The 2003 agreement remains applicable for accidents that occurred on 14 February 2003 or after 1 March 2017. Of course, Parliament could pass legislation that explicitly regulates the Mib. However, the impact of these effects on current agreements is uncertain. If, for example, Parliament commits to pursuing the current mib agreements and adding legislation governing the Mib, this could create confusion and conflict for victims. In addition, it could be a lack of support from the insurance industry and the possible removal of flexibility and expertise. Nevertheless, transparency and enforcement could be enhanced, which will lead us to the next part of this article. Roadpeace v Secretary of State for Transport gegen Motor Insurer`s Bureau  ewhc 2725 (admin). The Tribunal referred to Mr Evans/Secretary of State for Environment, Transport and Regions 2006] ewhc 322 (QB) (where the court found a violation of EU legislation with regard to deadlines). The High Court stated : “Evans does not suggest that there is no difference between the rules applicable to insured and identified drivers and unidentified drivers.” The Tribunal also found that the principle of equivalence was not offended by the differences and stated: “Equivalence does not require that the provisions be identical; They are equally supportive of the different circumstances to which they must apply. However, this clause does not apply when the MIB applies to an arbitrator the approval of an arbitration award in accordance with paragraph 14 (and references to arbitration in paragraph 21 are to be read accordingly).

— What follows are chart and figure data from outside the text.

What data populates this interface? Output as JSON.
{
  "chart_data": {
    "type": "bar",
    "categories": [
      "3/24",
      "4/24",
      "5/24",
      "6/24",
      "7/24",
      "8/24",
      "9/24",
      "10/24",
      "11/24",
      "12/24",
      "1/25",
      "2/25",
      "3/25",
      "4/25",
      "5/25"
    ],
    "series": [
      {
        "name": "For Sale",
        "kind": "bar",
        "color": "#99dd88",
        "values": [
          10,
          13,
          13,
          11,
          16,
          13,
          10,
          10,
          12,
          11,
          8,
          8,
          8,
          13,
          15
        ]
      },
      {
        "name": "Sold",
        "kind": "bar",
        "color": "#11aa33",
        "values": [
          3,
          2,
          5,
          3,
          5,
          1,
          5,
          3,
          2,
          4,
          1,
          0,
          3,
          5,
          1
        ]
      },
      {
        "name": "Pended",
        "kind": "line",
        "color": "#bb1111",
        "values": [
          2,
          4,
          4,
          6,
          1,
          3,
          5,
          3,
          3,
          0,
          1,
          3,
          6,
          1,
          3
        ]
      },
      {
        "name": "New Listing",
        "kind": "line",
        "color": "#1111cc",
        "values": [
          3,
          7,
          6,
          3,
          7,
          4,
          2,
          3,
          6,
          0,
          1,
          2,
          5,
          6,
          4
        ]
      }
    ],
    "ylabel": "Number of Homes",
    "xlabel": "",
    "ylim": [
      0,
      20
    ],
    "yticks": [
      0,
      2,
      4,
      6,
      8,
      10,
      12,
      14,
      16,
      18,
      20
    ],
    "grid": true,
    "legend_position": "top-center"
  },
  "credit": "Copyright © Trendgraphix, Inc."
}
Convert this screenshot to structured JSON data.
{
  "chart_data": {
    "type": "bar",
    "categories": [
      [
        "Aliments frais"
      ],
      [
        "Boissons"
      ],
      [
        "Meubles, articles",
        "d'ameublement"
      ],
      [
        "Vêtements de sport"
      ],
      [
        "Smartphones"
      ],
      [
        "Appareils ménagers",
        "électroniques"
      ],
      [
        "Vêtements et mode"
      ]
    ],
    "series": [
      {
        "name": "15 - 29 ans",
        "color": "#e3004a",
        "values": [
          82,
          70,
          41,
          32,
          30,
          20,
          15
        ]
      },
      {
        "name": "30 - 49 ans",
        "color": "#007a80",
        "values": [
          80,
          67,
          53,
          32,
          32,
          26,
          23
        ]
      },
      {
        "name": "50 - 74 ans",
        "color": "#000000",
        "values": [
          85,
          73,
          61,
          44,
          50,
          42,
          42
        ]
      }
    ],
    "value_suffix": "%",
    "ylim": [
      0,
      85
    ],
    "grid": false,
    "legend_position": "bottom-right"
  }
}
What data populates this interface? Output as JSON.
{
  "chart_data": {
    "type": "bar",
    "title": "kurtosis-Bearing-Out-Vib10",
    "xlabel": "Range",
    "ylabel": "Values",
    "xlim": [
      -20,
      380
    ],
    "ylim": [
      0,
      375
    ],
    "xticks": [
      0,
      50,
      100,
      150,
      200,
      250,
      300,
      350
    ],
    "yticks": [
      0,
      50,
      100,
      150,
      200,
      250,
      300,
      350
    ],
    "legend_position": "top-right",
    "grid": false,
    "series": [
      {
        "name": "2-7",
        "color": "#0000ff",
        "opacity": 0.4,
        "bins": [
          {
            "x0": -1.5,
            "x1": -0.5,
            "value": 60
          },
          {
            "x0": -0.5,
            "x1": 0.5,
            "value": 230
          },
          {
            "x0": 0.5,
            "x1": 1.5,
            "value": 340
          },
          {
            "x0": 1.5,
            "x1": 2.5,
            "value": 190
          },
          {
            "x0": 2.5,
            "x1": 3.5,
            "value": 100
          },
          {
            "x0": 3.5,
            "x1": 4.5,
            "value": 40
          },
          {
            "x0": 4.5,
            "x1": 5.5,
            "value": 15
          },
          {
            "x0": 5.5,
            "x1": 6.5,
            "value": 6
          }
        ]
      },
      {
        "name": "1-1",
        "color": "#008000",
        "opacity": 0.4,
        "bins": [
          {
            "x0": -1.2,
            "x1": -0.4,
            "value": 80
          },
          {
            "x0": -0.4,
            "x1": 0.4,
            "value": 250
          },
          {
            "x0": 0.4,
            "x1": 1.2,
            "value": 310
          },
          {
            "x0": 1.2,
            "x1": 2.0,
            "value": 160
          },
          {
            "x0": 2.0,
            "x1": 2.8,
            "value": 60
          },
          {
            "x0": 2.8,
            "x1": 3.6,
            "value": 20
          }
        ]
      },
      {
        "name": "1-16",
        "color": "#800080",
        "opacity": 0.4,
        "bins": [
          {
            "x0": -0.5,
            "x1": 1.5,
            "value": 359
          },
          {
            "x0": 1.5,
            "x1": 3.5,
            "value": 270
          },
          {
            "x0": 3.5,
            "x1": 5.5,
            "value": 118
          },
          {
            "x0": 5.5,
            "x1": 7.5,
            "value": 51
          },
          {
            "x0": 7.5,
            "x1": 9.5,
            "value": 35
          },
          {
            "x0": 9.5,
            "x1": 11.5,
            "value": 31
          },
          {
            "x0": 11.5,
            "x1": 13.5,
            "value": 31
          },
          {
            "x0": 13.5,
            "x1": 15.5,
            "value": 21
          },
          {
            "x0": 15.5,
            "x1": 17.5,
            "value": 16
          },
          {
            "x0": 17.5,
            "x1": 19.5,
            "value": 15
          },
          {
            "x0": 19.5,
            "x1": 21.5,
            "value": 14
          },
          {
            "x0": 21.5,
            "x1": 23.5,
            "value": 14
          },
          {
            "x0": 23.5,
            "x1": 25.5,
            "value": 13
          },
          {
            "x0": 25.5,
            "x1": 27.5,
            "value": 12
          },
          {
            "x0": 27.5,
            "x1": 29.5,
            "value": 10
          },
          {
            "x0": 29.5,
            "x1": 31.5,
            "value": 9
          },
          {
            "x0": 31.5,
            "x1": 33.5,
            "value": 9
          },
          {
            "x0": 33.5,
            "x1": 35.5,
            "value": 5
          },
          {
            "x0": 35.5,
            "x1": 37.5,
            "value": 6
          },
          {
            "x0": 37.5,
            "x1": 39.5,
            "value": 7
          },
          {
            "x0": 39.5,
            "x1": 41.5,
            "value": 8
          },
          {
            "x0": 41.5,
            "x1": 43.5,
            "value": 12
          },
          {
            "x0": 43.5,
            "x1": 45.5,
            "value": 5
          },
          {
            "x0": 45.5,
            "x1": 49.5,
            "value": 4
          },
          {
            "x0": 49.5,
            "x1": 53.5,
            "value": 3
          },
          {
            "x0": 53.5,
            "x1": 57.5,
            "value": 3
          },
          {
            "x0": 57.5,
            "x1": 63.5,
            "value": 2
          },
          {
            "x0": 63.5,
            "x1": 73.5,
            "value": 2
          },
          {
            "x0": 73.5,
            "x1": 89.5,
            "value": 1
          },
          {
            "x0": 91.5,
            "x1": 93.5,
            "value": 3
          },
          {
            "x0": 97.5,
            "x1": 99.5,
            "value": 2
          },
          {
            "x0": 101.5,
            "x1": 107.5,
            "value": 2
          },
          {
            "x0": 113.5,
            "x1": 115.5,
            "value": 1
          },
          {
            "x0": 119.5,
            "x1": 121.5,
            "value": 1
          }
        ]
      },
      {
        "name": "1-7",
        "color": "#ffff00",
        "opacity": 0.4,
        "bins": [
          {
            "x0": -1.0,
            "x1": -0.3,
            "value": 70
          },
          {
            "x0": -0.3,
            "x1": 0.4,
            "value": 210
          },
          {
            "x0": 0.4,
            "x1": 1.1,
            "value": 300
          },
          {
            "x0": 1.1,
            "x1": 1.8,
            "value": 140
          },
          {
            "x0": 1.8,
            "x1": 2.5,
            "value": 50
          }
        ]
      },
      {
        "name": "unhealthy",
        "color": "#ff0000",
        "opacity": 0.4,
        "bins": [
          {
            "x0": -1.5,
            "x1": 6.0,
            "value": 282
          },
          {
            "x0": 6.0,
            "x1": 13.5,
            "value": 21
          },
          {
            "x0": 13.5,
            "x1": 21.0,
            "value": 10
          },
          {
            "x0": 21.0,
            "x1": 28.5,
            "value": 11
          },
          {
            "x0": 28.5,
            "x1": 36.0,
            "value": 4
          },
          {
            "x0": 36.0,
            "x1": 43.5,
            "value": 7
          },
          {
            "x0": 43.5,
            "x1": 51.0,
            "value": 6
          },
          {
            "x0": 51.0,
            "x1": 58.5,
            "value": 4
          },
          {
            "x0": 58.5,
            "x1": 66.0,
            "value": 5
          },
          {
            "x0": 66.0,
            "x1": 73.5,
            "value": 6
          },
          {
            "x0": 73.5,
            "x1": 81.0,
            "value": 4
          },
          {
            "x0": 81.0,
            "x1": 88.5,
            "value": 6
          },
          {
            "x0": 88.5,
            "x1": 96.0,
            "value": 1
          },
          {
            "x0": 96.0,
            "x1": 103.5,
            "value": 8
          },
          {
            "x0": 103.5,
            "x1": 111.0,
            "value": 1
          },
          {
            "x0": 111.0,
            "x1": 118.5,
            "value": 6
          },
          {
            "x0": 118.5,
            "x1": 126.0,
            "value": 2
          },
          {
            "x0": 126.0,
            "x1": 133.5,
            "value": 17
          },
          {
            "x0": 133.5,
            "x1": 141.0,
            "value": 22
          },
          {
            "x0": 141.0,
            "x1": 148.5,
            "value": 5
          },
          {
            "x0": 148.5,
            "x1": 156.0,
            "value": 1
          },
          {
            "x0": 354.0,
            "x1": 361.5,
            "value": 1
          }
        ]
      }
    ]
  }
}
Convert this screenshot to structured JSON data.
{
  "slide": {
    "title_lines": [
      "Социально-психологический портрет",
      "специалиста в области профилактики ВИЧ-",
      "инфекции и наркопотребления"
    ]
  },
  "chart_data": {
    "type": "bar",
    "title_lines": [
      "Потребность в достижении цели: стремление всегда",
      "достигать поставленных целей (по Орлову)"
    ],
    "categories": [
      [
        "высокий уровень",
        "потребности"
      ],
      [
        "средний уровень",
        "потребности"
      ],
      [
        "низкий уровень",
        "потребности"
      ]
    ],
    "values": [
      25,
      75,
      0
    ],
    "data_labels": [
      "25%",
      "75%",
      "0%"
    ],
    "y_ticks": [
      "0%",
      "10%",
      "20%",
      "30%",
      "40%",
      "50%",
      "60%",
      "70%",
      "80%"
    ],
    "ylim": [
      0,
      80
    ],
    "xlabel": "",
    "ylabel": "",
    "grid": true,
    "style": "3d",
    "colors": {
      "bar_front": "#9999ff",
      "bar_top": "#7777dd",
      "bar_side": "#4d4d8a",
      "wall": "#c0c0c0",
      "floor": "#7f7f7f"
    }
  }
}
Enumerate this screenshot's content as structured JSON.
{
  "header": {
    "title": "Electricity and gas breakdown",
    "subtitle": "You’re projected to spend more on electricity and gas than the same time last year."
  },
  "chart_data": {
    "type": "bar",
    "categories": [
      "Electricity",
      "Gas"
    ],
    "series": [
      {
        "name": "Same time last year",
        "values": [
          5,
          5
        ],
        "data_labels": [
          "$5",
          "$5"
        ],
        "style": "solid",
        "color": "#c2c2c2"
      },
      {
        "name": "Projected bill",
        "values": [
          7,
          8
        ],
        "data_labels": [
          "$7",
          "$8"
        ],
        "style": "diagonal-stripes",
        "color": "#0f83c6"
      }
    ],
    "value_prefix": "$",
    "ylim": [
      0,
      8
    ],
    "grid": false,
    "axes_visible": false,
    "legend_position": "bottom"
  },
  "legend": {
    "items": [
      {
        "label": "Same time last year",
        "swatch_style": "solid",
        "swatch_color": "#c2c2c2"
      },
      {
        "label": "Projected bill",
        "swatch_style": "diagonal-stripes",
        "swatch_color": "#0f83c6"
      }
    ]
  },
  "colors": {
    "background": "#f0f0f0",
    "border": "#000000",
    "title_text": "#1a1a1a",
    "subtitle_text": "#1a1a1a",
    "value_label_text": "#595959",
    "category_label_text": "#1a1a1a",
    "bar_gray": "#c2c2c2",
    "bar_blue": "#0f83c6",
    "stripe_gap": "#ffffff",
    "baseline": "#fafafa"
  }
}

The mib`s relationship with its members is found in its statutes.31 An interesting aspect of the Mib`s statutes is Article 75. This provides that the insurer compensates the victim as an agent for the mib if a claim is made against the mib and if the driver has insurance (although invalid). Compensation is awarded in the context of uda 2015, not the original insurance policy. The UK legislation under rta 1988 allows this by not removing any restrictions on coverage. For example, section 148, paragraph 2 rta, 1988 limits certain exclusion clauses, which means that insurers may apply exclusions other than those provided for in section 148, paragraph 2 rta, 1988. This sounds reasonable, but it is controversial, given that the insurer should, under EU law, compensate the third party, and it should be within the framework of the insurance policy and not under the mib agreement. Cjeu`s cases such as Csonka 32 have established that compensation should only be awarded under the compensation scheme “in the absence of an insurance policy.” However, the case law in the United Kingdom has not followed.33 The usefulness of an insurer using an exclusion clause is unclear, since it would likely have to pay under section 75.34, but this underscores a complex relationship between insurers, mib and law. Insurers, which are part of the governance of the mib, provide benefits by leveraging the know-how of the insurance market. The possible limitation of this expertise when legislation has been introduced could be problematic.35 The bare approach to claims is a possible alternative to the much-criticised British approach.136 A particular subject, it seems, concerns the arbitration procedure and the appointment of arbitrators. Therefore, the bare approach that offers the possibility of taking legal action could be a solution.
While this would be costly and obsolete if legal action were more likely, the use of a mandatory conference mechanism to resolve disputes before they are brought to justice may indeed limit this. Again, the establishment of another claim mechanism would constitute a significant revision of the mib. This could represent a higher cost potential and therefore probably unpopular with the insurance industry and motorists, as the costs are passed on to insurance premiums.